L’opposition n’étant pas fondée, les frais de signification de la contrainte du 19 avril 2024, dont il est justifié pour un montant de 72,88 €, seront donc mis à la charge de Mme [O].
Sur les dépens
Aux termes de l’article 696 du code de procédure civile, la partie perdante est condamnée aux dépens, à moins que le juge, par décision motivée, n’en mette la totalité ou une fraction à la charge d’une autre partie.
Ainsi, Mme [O], partie perdante, sera condamnée aux dépens de l’instance.
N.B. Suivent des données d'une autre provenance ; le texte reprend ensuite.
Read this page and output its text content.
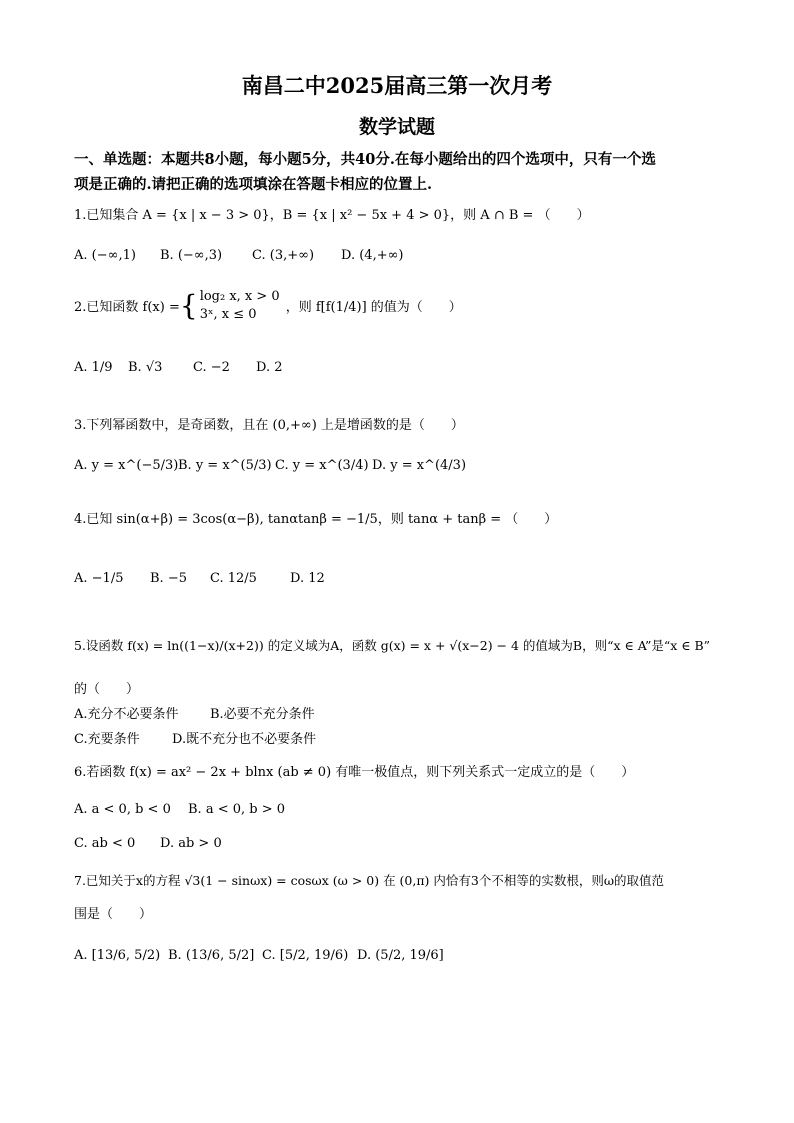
南昌二中2025届高三第一次月考
数学试题
一、单选题：本题共8小题，每小题5分，共40分.在每小题给出的四个选项中，只有一个选
项是正确的.请把正确的选项填涂在答题卡相应的位置上.
1.已知集合 A = {x | x − 3 > 0}，B = {x | x² − 5x + 4 > 0}，则 A ∩ B = （　　）
A. (−∞,1) B. (−∞,3) C. (3,+∞) D. (4,+∞)
2.已知函数 f(x) = { log₂ x, x > 0
3ˣ, x ≤ 0	，则 f[f(1/4)] 的值为（　　）
A. 1/9 B. √3 C. −2 D. 2
3.下列幂函数中，是奇函数，且在 (0,+∞) 上是增函数的是（　　）
A. y = x^(−5/3) B. y = x^(5/3) C. y = x^(3/4) D. y = x^(4/3)
4.已知 sin(α+β) = 3cos(α−β), tanαtanβ = −1/5，则 tanα + tanβ = （　　）
A. −1/5 B. −5 C. 12/5	D. 12
5.设函数 f(x) = ln((1−x)/(x+2)) 的定义域为A，函数 g(x) = x + √(x−2) − 4 的值域为B，则“x ∈ A”是“x ∈ B”
的（　　）
A.充分不必要条件 B.必要不充分条件
C.充要条件 D.既不充分也不必要条件
6.若函数 f(x) = ax² − 2x + blnx (ab ≠ 0) 有唯一极值点，则下列关系式一定成立的是（　　）
A. a < 0, b < 0 B. a < 0, b > 0
C. ab < 0 D. ab > 0
7.已知关于x的方程 √3(1 − sinωx) = cosωx (ω > 0) 在 (0,π) 内恰有3个不相等的实数根，则ω的取值范
围是（　　）
A. [13/6, 5/2) B. (13/6, 5/2] C. [5/2, 19/6) D. (5/2, 19/6]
Sur l’exécution provisoire
Il sera rappelé que la décision du tribunal, statuant sur opposition, est exécutoire de droit à titre provisoire conformément à l’article R. 133-3 du code de la sécurité sociale.
PAR CES MOTIFS
Le tribunal,
ANNULE la mise en demeure datée du 20 décembre 2023 émise par l'[7] à l’encontre de Mme [T] [O] ;
VALIDE la contrainte émise par l'[7] à l’encontre de Mme [T] [O] le 19 avril 2024 et signifiée le 23 avril 2024, pour son montant revu à 1.036 € (986 € de cotisations et 50 € de majorations) ;
CONDAMNE Mme [T] [O] au paiement des frais de signification de la contrainte du 19 avril 2024, d’un montant de 72,88 € ;
CONDAMNE Mme [T] [O] aux dépens de l’instance ;
RAPPELLE que la décision du tribunal est exécutoire de droit à titre provisoire et que tous les actes de procédure nécessaires à l’exécution de la contrainte, sont à la charge du débiteur.
Et le présent jugement est signé par Sarah PIBAROT, Vice-Présidente et par Laurie-Anne DUCASSE, Greffière, présents lors du prononcé.